Saturday, February 1, 2014

What infertility has taught me about life...

I suppose I should have titled this, what infertility has taught me about life so far. Because I definitely don't think I'm done learning by any means. But I digress. So here it is the things I've learned so far:

1.  God is close to the brokenhearted. 
"The Lord is near to the brokenhearted and saves the crushed in spirit." (Psalm 34:18 ESV) This verse has been my mantra of late. But it really is true, and when I look back on my life, the times when I was especially broken are often the sweetest times for me spiritually. I wish it wasn't that way.  I wish that the good times were as pivotal and growth inducing as the bad times.

2.  Perseverance is the stuff great mommies are made of. Motherhood is no joke. It's wonderful, amazing and everything I'd ever dreamed it would be. But it is also the hardest job I've ever had. And I am thankful for all the years I longed to be a mom and had to keep getting back up after infertility knocked me down, because I know it has made me a better mother. And I'm not saying that you have to experience infertility to he a good mom, I'm just saying that for ME personally, it has made me a better mommy.

3.  Dreams can change. And plans can change. Our journey has felt very "windy". We first went to ARTs, then looked into domestic infant adoption, then took all the foster/adopt classes for adopting thru our county, only to turn around and do IVF. And our story isn't over yet. We may be a family of three when the dust settles (and that is definitely a lot different than I originally pictured things) or we could still fost/adopt or pursue embryo adoption or even do another round of IVF. The truth is I really don't know at this point and that's ok. These are decisions that everyone has to make as an individual couple, based on their family and what they feel that God is leading THEM to do. There is no set right and wrong in this. Which is what makes it both tricky and beautiful. Tricky, because it's hard to know WHAT to do, and beautiful because it's so sweet to see the unique ways God builds families.

4.  Everyone's journey is unique to them.  Just as grief is different for each individual, so is infertility.  The way we each process infertility can vary greatly. I actually think that there are a lot of similarities, but maybe the "stages" end up in different orders.

5.  God does not waste the hurt. He uses the difficult situations in our lives to grow us and make us more like HIM.  I believe he also uses our trials and circumstances to prepare us for things later on.  I'm not saying that I will face something worse than IF later (although that is entirely possible), I'm just saying that I believe God uses everything in our lives to shape us into the person He wants us to be.  And our struggles give us the opportunity to reach out and minister to others in similar situations.  I find SO much comfort and healing in being able to reach out to others and encourage/pray for them.  It blows my mind when I can look back and think of the dear friends I never would have met if it weren't for my infertility journey. 

6.  God does give us the desires of our heart. Sometimes the desire just needs a little (or a lot) of refining and/or redefining.
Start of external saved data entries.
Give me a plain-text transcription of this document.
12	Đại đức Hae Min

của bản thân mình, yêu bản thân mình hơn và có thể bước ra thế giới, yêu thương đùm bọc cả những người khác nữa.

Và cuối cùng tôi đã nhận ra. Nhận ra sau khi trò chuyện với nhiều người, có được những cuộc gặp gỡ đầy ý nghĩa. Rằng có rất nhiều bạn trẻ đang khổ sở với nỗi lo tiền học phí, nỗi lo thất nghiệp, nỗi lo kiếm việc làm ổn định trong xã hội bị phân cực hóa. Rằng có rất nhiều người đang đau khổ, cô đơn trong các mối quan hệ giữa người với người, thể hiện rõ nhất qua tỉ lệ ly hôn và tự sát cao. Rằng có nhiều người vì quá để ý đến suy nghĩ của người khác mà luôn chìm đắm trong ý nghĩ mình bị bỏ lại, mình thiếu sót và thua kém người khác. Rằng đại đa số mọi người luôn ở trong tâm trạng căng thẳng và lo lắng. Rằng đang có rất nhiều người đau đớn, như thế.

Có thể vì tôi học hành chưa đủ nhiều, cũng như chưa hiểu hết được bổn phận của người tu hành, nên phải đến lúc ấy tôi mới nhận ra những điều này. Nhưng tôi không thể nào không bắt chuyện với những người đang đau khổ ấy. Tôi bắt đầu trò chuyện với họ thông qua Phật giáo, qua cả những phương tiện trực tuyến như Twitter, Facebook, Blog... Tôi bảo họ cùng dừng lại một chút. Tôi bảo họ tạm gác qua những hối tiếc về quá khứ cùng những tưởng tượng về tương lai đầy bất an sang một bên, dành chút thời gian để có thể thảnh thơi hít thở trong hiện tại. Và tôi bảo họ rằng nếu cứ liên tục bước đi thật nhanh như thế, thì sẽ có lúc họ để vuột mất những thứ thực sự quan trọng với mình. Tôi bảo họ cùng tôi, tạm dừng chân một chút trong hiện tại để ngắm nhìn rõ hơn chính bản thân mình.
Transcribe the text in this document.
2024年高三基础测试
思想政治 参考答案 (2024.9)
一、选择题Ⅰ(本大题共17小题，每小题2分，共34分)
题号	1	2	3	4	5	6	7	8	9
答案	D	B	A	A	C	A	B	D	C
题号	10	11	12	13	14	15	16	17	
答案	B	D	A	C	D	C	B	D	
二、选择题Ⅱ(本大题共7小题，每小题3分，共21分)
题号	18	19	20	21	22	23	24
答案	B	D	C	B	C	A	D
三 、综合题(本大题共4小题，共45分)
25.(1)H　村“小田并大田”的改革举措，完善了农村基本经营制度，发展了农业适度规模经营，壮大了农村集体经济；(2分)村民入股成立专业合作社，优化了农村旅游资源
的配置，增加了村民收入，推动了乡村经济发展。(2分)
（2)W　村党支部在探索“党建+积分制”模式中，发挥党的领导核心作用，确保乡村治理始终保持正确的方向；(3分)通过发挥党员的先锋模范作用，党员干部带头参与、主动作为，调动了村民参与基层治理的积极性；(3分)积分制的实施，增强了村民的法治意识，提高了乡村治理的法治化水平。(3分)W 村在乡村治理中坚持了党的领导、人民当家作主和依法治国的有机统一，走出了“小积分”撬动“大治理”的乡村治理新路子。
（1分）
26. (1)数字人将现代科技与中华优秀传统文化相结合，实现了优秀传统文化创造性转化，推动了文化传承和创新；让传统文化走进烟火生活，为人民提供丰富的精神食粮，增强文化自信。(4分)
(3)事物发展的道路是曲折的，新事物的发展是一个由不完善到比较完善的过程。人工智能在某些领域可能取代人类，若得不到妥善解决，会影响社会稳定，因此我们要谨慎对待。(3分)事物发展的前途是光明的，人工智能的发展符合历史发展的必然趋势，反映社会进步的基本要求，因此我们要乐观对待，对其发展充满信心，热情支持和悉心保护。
It's a prayer that I am learning to pray...  Lord, this is where I'm at today, my heart is longing for another baby, but it is also longing for You to give me a desire for what You have for me.  Open my eyes and heart to see my life through Your eyes.  Give me a heart that longs for the things that You would have for me.

7.  What happens to us changes us, but it doesn't have to define us.  I think I have the tendency to forget that I am first and foremost a child of God.  A follower of Christ.  That is the only thing that needs to define me.  Everything else in life that happens to me is a part of my story, but it's not "who I am".

That is my list so far.  I'm sure that there will be more I can add over the coming years.
What are some of the things that infertility has taught you?